Nah, dalam perkembangannya nanti muncul pertanyaan kenapa terjadi pemalsuan, katanya. Apakah nantinya akan berlanjut ke dugaan suap atau gratifikasi.
“Atau mungkin semata tindak pidana umum? Polri nanti yang akan mengembangkan hasil dari temuan-temuan di lapangan,” tutur Harli.
Maka, dia melanjutkan, pemalsuan dokumen hanyalah pintu pertama untuk masuk ke dugaan tindak pidana lainnya, seperti suap atau gratifikasi.
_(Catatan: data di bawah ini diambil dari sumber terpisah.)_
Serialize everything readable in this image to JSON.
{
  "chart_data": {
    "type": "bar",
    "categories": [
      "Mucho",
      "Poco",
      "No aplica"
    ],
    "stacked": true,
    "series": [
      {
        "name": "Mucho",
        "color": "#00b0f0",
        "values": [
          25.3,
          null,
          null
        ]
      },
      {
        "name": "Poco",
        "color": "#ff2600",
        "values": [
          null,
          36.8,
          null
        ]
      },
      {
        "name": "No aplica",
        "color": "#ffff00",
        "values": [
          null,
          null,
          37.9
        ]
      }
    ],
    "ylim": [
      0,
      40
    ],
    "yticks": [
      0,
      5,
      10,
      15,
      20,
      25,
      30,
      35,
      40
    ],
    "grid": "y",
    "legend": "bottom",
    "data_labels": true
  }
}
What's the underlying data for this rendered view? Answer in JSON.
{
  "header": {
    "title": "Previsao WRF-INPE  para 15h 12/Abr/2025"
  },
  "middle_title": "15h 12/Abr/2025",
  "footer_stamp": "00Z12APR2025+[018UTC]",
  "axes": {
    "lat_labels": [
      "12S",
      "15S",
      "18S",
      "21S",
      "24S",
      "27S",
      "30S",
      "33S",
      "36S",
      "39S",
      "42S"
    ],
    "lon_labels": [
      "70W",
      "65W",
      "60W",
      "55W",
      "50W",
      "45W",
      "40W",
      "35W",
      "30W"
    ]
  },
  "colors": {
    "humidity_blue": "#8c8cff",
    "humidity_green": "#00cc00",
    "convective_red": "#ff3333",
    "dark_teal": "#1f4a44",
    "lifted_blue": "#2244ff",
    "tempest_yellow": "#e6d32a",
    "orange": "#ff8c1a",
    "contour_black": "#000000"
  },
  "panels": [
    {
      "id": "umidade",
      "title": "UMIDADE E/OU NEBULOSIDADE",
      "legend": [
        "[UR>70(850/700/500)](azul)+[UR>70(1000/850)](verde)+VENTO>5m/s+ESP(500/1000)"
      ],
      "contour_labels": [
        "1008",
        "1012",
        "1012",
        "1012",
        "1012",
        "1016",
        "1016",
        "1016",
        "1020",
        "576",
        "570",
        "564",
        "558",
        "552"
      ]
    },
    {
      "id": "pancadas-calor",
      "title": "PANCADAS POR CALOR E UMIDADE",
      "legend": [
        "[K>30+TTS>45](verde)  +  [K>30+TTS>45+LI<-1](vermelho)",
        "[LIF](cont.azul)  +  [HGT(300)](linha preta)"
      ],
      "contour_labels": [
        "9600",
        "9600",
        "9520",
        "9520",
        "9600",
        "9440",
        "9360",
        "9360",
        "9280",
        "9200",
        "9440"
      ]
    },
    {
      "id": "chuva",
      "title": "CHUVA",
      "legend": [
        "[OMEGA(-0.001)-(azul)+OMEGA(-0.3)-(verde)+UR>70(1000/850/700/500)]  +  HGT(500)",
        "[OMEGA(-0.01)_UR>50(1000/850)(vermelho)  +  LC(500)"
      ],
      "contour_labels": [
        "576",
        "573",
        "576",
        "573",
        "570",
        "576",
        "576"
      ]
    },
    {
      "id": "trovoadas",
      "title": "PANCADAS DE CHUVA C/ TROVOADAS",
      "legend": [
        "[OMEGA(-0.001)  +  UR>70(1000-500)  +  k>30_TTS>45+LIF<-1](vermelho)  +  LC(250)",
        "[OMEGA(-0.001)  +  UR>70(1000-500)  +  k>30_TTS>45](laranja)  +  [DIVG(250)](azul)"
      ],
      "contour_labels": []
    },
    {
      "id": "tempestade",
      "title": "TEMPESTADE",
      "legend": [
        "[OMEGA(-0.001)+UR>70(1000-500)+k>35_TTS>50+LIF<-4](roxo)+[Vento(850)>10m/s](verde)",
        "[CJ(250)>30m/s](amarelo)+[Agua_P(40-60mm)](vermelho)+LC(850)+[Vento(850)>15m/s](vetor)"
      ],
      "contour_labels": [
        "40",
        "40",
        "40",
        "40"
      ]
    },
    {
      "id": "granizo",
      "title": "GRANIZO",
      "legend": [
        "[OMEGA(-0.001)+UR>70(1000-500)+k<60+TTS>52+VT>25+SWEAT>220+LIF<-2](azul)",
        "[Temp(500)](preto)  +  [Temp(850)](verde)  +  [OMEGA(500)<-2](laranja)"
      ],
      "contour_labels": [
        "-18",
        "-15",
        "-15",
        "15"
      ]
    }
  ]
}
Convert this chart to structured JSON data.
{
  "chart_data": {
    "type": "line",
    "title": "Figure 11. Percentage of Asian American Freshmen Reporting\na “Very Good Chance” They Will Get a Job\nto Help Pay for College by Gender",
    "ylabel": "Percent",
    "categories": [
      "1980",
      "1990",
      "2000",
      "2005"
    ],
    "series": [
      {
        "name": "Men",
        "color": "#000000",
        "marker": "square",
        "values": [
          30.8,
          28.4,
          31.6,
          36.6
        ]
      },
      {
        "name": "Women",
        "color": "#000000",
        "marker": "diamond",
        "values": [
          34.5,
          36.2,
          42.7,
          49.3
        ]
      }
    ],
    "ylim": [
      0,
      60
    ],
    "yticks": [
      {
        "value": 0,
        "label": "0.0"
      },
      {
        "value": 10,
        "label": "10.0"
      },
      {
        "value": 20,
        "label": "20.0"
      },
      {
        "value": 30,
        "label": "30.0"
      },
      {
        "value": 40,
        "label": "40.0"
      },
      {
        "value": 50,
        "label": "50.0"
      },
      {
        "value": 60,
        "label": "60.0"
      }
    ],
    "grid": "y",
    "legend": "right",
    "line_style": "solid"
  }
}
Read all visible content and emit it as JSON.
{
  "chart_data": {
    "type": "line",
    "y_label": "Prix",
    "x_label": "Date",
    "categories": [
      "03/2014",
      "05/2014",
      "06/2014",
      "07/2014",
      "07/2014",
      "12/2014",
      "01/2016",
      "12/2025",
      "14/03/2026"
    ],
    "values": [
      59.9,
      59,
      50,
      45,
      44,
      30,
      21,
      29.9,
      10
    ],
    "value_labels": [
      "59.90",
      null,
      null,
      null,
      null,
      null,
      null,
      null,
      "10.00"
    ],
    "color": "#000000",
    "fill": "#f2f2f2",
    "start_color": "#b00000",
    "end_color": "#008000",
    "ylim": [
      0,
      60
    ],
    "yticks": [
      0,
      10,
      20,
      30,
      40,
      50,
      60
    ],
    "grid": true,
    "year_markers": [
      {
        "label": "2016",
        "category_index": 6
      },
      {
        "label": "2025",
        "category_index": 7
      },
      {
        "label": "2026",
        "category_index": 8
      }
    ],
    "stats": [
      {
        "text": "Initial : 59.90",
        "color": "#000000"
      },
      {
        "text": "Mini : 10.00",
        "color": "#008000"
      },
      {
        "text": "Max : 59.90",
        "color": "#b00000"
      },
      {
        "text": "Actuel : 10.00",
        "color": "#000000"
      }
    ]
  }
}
Untuk menyelidiki dugaan gratifikasi atau suap, ujar Harli, mesti didahului keterangan saksi bahwa ada dugaan pidana.
Hingga saat ini, Harli mengatakan belum ada keterangan yang mengarah pada tindak pidana suap atau gratifikasi tersebut.
“Bila terjadi dugaan suap atau gratifikasi, hal itu berarti ada seseorang menerima atau memberi hadiah, yang akan dicocokkan dengan bukti-bukti lain,” katanya.
Meski demikian, Harli mengatakan Kejaksaan Agung tetap memantau penanganan perkara tersebut.
“Tentu tugas aparat penegak hukum melakukan monitoring, baik diminta atau tidak, terhadap suatu peristiwa pidana,” ujarnya.
Seperti diberitakan sebelumnya. Saat ini, penanganan kasus pagar laut Tangerang sedang bergulir di Dirtipidum Bareskrim Polri.